Influenza has lost its fastball and lost much of its usual sickly bite on the United States of America.

While the number of influenza cases rose nationwide after a quiet 2020-21 season, the flu failed to hit pre-pandemic levels this season, the U.S. Centers for Disease Control and Prevention reports. Even better, the feared double national health whammy of a twindemic (the flu and COVID-19 surging simultaneously to epidemic levels) didn’t materialize.

Isolating, social distancing, proper use of hand soap and sanitizer, and smart coronavirus control methods by much of the country helped keep the flu at bay this season.

It appears this flu season is “easing to the finish line” Dr. William Schaffner, a Vanderbilt University infectious disease expect, told CNN.

Influenza claimed more than 22,000 lives in the U.S. during the 2019-20 cold and flu season. Deaths nose-dived even greater last year, falling to about 700 during the 2020-21 season.

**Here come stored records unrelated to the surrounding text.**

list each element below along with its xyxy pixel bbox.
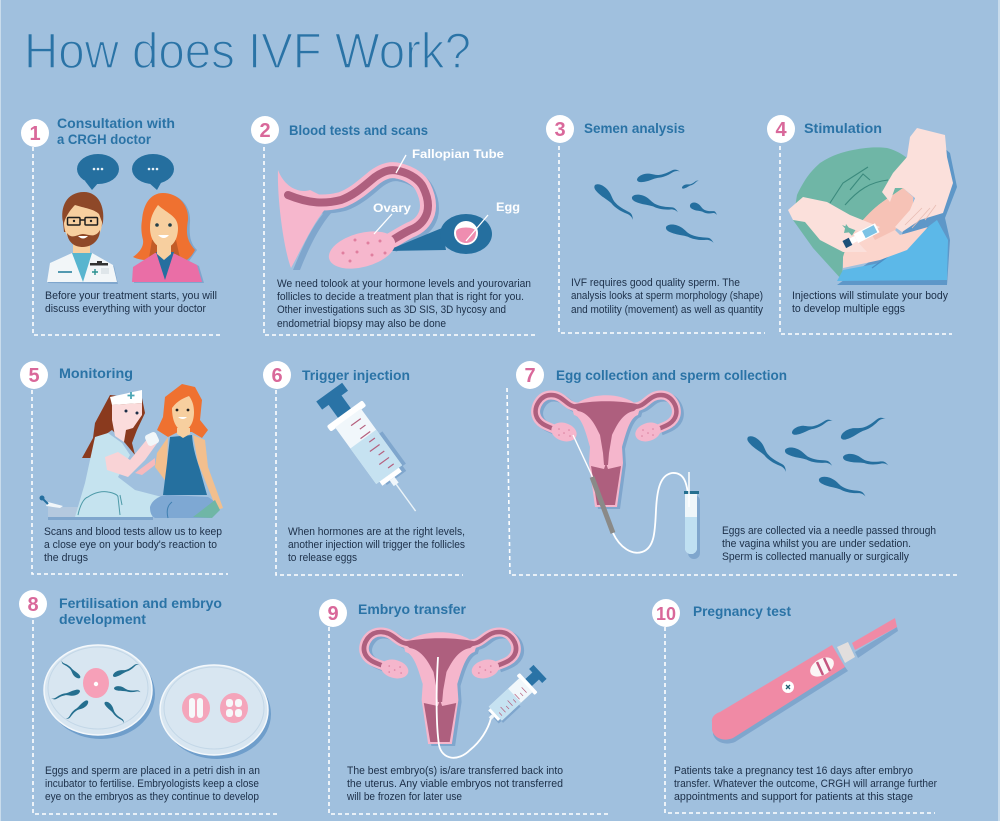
icon: hands injecting abdomen xyxy=(788,128,957,285)
icon: nurse and patient xyxy=(40,384,223,520)
text 5: a close eye on your body's reaction to xyxy=(44,539,217,551)
panel: step 9 embryo transfer xyxy=(319,599,609,814)
icon: doctor xyxy=(47,192,118,284)
heading 3: Semen analysis xyxy=(584,121,685,136)
text 6: to release eggs xyxy=(288,552,358,564)
label: ovary: Ovary xyxy=(373,201,411,215)
text 9: will be frozen for later use xyxy=(346,791,462,803)
badge 2: 2 xyxy=(259,120,271,142)
diagram: uterus with collection needle xyxy=(536,395,689,553)
heading 1: Consultation with xyxy=(57,116,175,131)
text 7: Eggs are collected via a needle passed through xyxy=(722,525,936,537)
panel: step 6 trigger injection xyxy=(263,361,466,575)
badge 10 xyxy=(652,599,680,627)
badge 6 xyxy=(263,361,291,389)
label: fallopian tube: Fallopian Tube xyxy=(412,147,504,161)
heading 9: Embryo transfer xyxy=(358,602,467,617)
panel: step 10 pregnancy test xyxy=(652,599,937,813)
panel: step 8 fertilisation xyxy=(19,590,277,814)
text 8: Eggs and sperm are placed in a petri dish in an xyxy=(45,765,260,777)
heading 10: Pregnancy test xyxy=(693,604,792,619)
badge 5 xyxy=(20,361,48,389)
heading 4: Stimulation xyxy=(804,121,882,136)
diagram: fallopian tube and ovary xyxy=(278,155,492,275)
text 4: Injections will stimulate your body xyxy=(792,290,949,302)
icon: pregnancy test stick xyxy=(712,618,898,744)
panel: step 3 semen analysis xyxy=(546,115,765,333)
icon: sperm group xyxy=(744,410,889,496)
text 1: Before your treatment starts, you will xyxy=(45,290,217,302)
text 3: and motility (movement) as well as quantity xyxy=(571,304,764,316)
badge 8: 8 xyxy=(27,594,39,616)
text 3: IVF requires good quality sperm. The xyxy=(571,277,740,289)
text 2: We need tolook at your hormone levels and yourovarian xyxy=(277,278,531,290)
badge 4: 4 xyxy=(775,119,787,141)
text 8: incubator to fertilise. Embryologists keep a close xyxy=(45,778,259,790)
text 9: The best embryo(s) is/are transferred back into xyxy=(347,765,563,777)
heading 2: Blood tests and scans xyxy=(289,123,428,138)
text 7: Sperm is collected manually or surgically xyxy=(722,551,910,563)
badge 10: 10 xyxy=(656,604,676,624)
icon: test tube xyxy=(684,472,700,559)
badge 4 xyxy=(767,115,795,143)
heading 8: development xyxy=(59,612,147,627)
icon: petri dish with egg and sperm xyxy=(44,645,155,739)
text 10: transfer. Whatever the outcome, CRGH will arrange further xyxy=(674,778,937,790)
heading 7: Egg collection and sperm collection xyxy=(556,368,787,383)
panel: step 5 monitoring xyxy=(20,361,228,574)
panel: step 4 stimulation xyxy=(767,115,957,334)
text 7: the vagina whilst you are under sedation. xyxy=(722,538,911,550)
title: How does IVF Work? xyxy=(24,23,471,79)
text 5: the drugs xyxy=(44,552,89,564)
text 3: analysis looks at sperm morphology (shape) xyxy=(571,290,763,302)
text 10: appointments and support for patients at this stage xyxy=(674,791,913,803)
badge 3: 3 xyxy=(554,119,566,141)
text 9: the uterus. Any viable embryos not transferred xyxy=(347,778,563,790)
text 4: to develop multiple eggs xyxy=(792,303,906,315)
panel: step 2 blood tests xyxy=(251,116,535,335)
icon: speech bubble doctor xyxy=(77,154,119,190)
badge 6: 6 xyxy=(271,365,283,387)
badge 7: 7 xyxy=(524,365,536,387)
heading 8: Fertilisation and embryo xyxy=(59,596,222,611)
badge 8 xyxy=(19,590,47,618)
icon: transfer syringe xyxy=(481,662,549,728)
badge 3 xyxy=(546,115,574,143)
text 2: Other investigations such as 3D SIS, 3D hycosy and xyxy=(277,304,506,316)
text 2: endometrial biopsy may also be done xyxy=(277,318,446,330)
text 6: another injection will trigger the follicles xyxy=(288,539,466,551)
text 2: follicles to decide a treatment plan that is right for you. xyxy=(277,291,524,303)
text 1: discuss everything with your doctor xyxy=(45,303,206,315)
badge 1 xyxy=(21,119,49,147)
badge 5: 5 xyxy=(28,365,40,387)
text 6: When hormones are at the right levels, xyxy=(288,526,465,538)
icon: petri dish with embryos xyxy=(160,665,271,759)
icon: woman patient xyxy=(132,193,204,283)
icon: speech bubble patient xyxy=(132,154,174,190)
badge 1: 1 xyxy=(29,123,41,145)
text 10: Patients take a pregnancy test 16 days after embryo xyxy=(674,765,913,777)
badge 2 xyxy=(251,116,279,144)
heading 1: a CRGH doctor xyxy=(57,132,152,147)
badge 7 xyxy=(516,361,544,389)
badge 9 xyxy=(319,599,347,627)
icon: syringe xyxy=(311,379,433,524)
text 5: Scans and blood tests allow us to keep xyxy=(44,526,222,538)
text 8: eye on the embryos as they continue to develop xyxy=(45,791,259,803)
heading 5: Monitoring xyxy=(59,366,133,381)
diagram: uterus with catheter xyxy=(364,632,519,758)
icon: sperm group xyxy=(591,162,718,243)
panel: step 7 egg and sperm collection xyxy=(507,361,960,575)
badge 9: 9 xyxy=(327,603,339,625)
heading 6: Trigger injection xyxy=(302,368,410,383)
label: egg: Egg xyxy=(496,200,520,214)
panel: step 1 consultation xyxy=(21,116,220,335)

“Like the rest of the country, last year we saw very little flu,” Dr. Dean Sidelinger, Oregon’s health officer, told CNN. “That wasn’t because the flu virus disappeared. But those measures that people took to combat COVID: wearing their masks, limiting their gatherings, trying to move things outside where spread of respiratory viruses is hard and is less easy – certainly limited flu.”

This season, the CDC estimates influenza has taken fewer than 2,000 lives, less than 20 pediatric deaths, produced about 3.5 million cases and 32,000 hospitalizations nationwide. H3N2 has been on the rise, but has had nowhere near the sickly effect on the country that it normally holds from November through April.

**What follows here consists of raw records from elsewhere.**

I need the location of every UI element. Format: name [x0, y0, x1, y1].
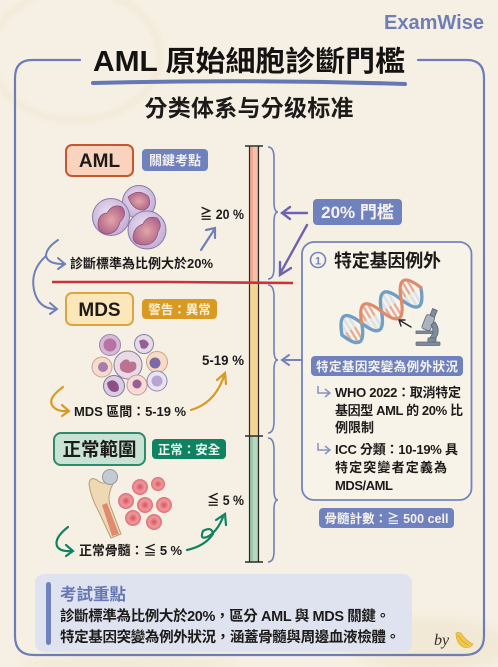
brand: ExamWise: ExamWise — [384, 12, 484, 34]
text: MDS interval: MDS 區間：5-19 % — [74, 404, 186, 419]
arrow: threshold to brace — [282, 207, 307, 219]
arrow: mutation pointer — [399, 320, 411, 327]
label: 5-19 percent: 5-19 % — [202, 352, 245, 368]
badge: warning: 警告：異常 — [148, 302, 211, 317]
arrow: panel to brace — [282, 355, 301, 365]
MDS tag: MDS — [78, 300, 121, 321]
icon: DNA helix — [334, 275, 429, 348]
signature: by banana: by — [434, 632, 450, 649]
badge: key point: 關鍵考點 — [149, 153, 201, 168]
panel: exam key points — [35, 574, 412, 652]
normal range tag — [54, 433, 145, 465]
badge: normal safe: 正常：安全 — [158, 442, 221, 457]
badge: key point — [142, 149, 208, 171]
badge: warning — [142, 299, 217, 319]
text: normal marrow: 正常骨髓：≦ 5 % — [79, 543, 182, 558]
badge: marrow count — [319, 508, 454, 528]
badge: gene mutation exception — [311, 356, 463, 376]
list item: ICC: ICC 分類：10-19% 具 — [335, 442, 458, 457]
list item: WHO 2022: 基因型 AML 的 20% 比 — [335, 403, 463, 418]
curved arrow: AML criterion — [46, 240, 65, 269]
key points text — [60, 607, 400, 646]
curved arrow: red line to MDS — [33, 256, 57, 314]
subtitle: 分类体系与分级标准 — [144, 95, 354, 121]
icon: femur bone — [89, 470, 121, 538]
list item: ICC: MDS/AML — [335, 478, 393, 493]
arrow: MDS interval up — [191, 373, 226, 410]
signature: by banana — [434, 632, 473, 649]
text: AML criterion: 診斷標準為比例大於20% — [70, 256, 213, 271]
arrow: threshold to red line — [280, 225, 307, 275]
key points text: 診斷標準為比例大於20%，區分 AML 與 MDS 關鍵。 — [60, 607, 390, 625]
badge: 20 percent threshold: 20% 門檻 — [321, 203, 394, 222]
panel heading: 特定基因例外 — [334, 250, 441, 271]
list item: WHO 2022: WHO 2022：取消特定 — [335, 385, 461, 400]
curved arrow: normal marrow — [56, 527, 73, 556]
icon: red blood cells — [118, 477, 172, 530]
threshold scale bar — [245, 146, 263, 562]
key points text: 特定基因突變為例外狀況，涵蓋骨髓與周邊血液檢體。 — [60, 628, 400, 646]
badge: marrow count: 骨髓計數：≧ 500 cell — [324, 511, 448, 526]
scale braces — [268, 147, 278, 562]
threshold red line — [52, 282, 293, 283]
AML tag — [66, 145, 133, 176]
icon: MDS cell cluster — [92, 334, 168, 396]
MDS tag — [66, 293, 133, 325]
badge: gene mutation exception: 特定基因突變為例外狀況 — [316, 359, 458, 374]
icon: microscope — [416, 309, 440, 346]
list item: WHO 2022: 例限制 — [335, 420, 374, 435]
normal range tag: 正常範圍 — [62, 439, 137, 460]
label: at most 5 percent: ≦ 5 % — [207, 492, 244, 508]
curved arrow: MDS interval — [51, 387, 69, 416]
list item: ICC: 特定突變者定義為 — [335, 460, 447, 475]
icon: AML blast cells — [92, 186, 166, 249]
title underline — [93, 81, 405, 84]
list item: ICC — [318, 442, 458, 493]
accent bar — [46, 582, 51, 645]
AML tag: AML — [79, 151, 120, 172]
label: at least 20 percent: ≧ 20 % — [200, 206, 244, 222]
key points heading: 考試重點 — [60, 584, 126, 604]
title: AML 原始細胞診斷門檻 — [93, 46, 405, 78]
badge: normal safe — [152, 439, 226, 459]
list item: WHO 2022 — [318, 385, 463, 435]
arrow: AML up to 20 percent — [201, 228, 215, 250]
badge: 20 percent threshold — [313, 199, 402, 225]
panel: specific gene exception — [302, 242, 472, 500]
arrow: normal up — [187, 514, 226, 550]
panel heading: 1 — [315, 256, 321, 268]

“The cumulative hospitalization rate … is higher than the rate for the entire 2020-2021 season, but lower than the rate seen (late season) during the four seasons preceding the COVID-19 pandemic,” the CDC reported in late March.

Viral competition – where respiratory viruses compete for people to infect – may have also played a role in this refreshingly quiet 2021-22 U.S. cold and flu season.

Whatever factors keep the flu from keeping a sickly grip on America is great news for health professionals. But remaining vigilant in the closing days of the season is a must, stresses Dr. Angela Branche, an infectious disease specialist and associate professor of medicine at the University of Rochester.

“Americans should always be encouraged to get vaccinated against influenza,” Branche told CNN. “Influenza has always been a threat to the health of vulnerable members of our communities and that remains true, even during the pandemic.”

Because even though influenza has been refreshingly quiet this season, we can never afford to sleep on the flu.